Que voulez-vous, on ne peut pas jeter notre argent par les fenêtres. Il faut se garder une couple de milliards de dollars, au cas où une entreprise taïwanaise spécialisée dans la fabrication de semi-conducteurs déciderait de s’installer sur un terrain vacant de Sainte-Anne-de-Bellevue.

Car dès qu’il est question de création d’emplois, Dieu qu’on n’hésite pas! Dieu qu’on ne compte pas nos sous!

"Vous voulez qu’on subventionne les salaires de vos employés? Pas de problème, monsieur Tchang! Vous voulez qu’on construise une route menant à votre usine? Considérez ça comme fait! Vous voulez des subventions spéciales? Ne vous gênez pas, prenez le menu et choisissez à votre guise: vous trouverez certainement le programme de subvention qui vous plaît. Une subvention pour la construction de toilettes V.I.P. qui ne font pas de bruit quand vous flushez? Quel excellent choix! Monsieur est un fin connaisseur. Prendriez-vous une p’tite exemption de taxes, avec ça?"

Et le pire, c’est qu’on ne se choque même plus. Tout ça nous paraît parfaitement normal. "On n’a pas d’argent pour l’éducation? Bof, on se débrouillera. De toute façon, les profs se plaignent toujours le ventre plein. La santé, c’est beaucoup plus important."

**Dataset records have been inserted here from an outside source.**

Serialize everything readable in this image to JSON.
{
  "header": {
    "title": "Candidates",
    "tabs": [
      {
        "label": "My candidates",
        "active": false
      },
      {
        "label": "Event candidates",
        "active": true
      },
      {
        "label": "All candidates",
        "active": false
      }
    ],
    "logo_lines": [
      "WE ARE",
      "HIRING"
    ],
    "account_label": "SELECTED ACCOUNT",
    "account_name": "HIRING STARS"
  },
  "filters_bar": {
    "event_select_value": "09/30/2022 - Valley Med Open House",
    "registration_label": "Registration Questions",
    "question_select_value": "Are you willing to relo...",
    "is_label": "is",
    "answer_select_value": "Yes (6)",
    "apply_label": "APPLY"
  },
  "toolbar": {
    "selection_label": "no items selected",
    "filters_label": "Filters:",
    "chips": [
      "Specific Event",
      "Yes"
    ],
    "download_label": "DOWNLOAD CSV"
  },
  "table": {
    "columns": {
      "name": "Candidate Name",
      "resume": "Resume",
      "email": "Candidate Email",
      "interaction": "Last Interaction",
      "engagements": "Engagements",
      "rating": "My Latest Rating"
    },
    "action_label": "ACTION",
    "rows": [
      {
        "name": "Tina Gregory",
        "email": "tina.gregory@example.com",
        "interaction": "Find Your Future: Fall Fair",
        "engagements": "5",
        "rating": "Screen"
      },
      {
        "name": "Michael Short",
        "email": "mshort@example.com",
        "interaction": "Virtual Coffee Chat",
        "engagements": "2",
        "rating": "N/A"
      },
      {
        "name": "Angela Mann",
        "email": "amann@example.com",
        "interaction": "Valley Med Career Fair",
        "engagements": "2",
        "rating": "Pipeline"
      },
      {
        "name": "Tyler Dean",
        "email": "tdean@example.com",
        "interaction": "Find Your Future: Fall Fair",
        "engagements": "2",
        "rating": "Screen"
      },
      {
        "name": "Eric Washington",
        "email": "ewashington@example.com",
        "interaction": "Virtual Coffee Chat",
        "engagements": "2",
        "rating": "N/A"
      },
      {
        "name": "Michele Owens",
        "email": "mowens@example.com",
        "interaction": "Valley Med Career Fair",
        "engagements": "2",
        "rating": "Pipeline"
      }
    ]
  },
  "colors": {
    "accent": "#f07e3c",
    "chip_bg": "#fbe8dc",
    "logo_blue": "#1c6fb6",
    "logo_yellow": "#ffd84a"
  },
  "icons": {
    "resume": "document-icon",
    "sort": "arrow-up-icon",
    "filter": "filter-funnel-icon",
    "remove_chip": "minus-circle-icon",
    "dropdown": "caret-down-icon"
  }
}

Des choix qui, hier encore, nous paraissaient abominables semblent maintenant dans l’ordre normal des choses. On y consacre même des débats télévisés: Devrait-on poser des pacemakers à des vieillards de 75 ans? Devrait-on faire des pontages coronariens à des fumeurs? Devrait-on maintenir les comateux en vie?

Ça coûte cher, des comateux! Et qu’est-ce que ça rapporte à la société? Rien. Ils restent là, les yeux ouverts, à fixer bêtement le plafond. Vous savez combien ça coûte, maintenir des comateux en vie? Des dizaines de milliers de dollars, une somme précieuse qu’on pourrait investir dans nos universités. Que préférez-vous: maintenir en vie des cerveaux morts, ou permettre à des cerveaux vivants de se développer?

***

C’est ça, le Québec d’aujourd’hui: l’éducation ou la santé. Et quand on répond qu’on veut avoir les deux, nos gouvernants soupirent et nous demandent d’être responsables, de regarder la réalité en face, de faire des choix.

Des choix qu’aucune société ne devrait faire.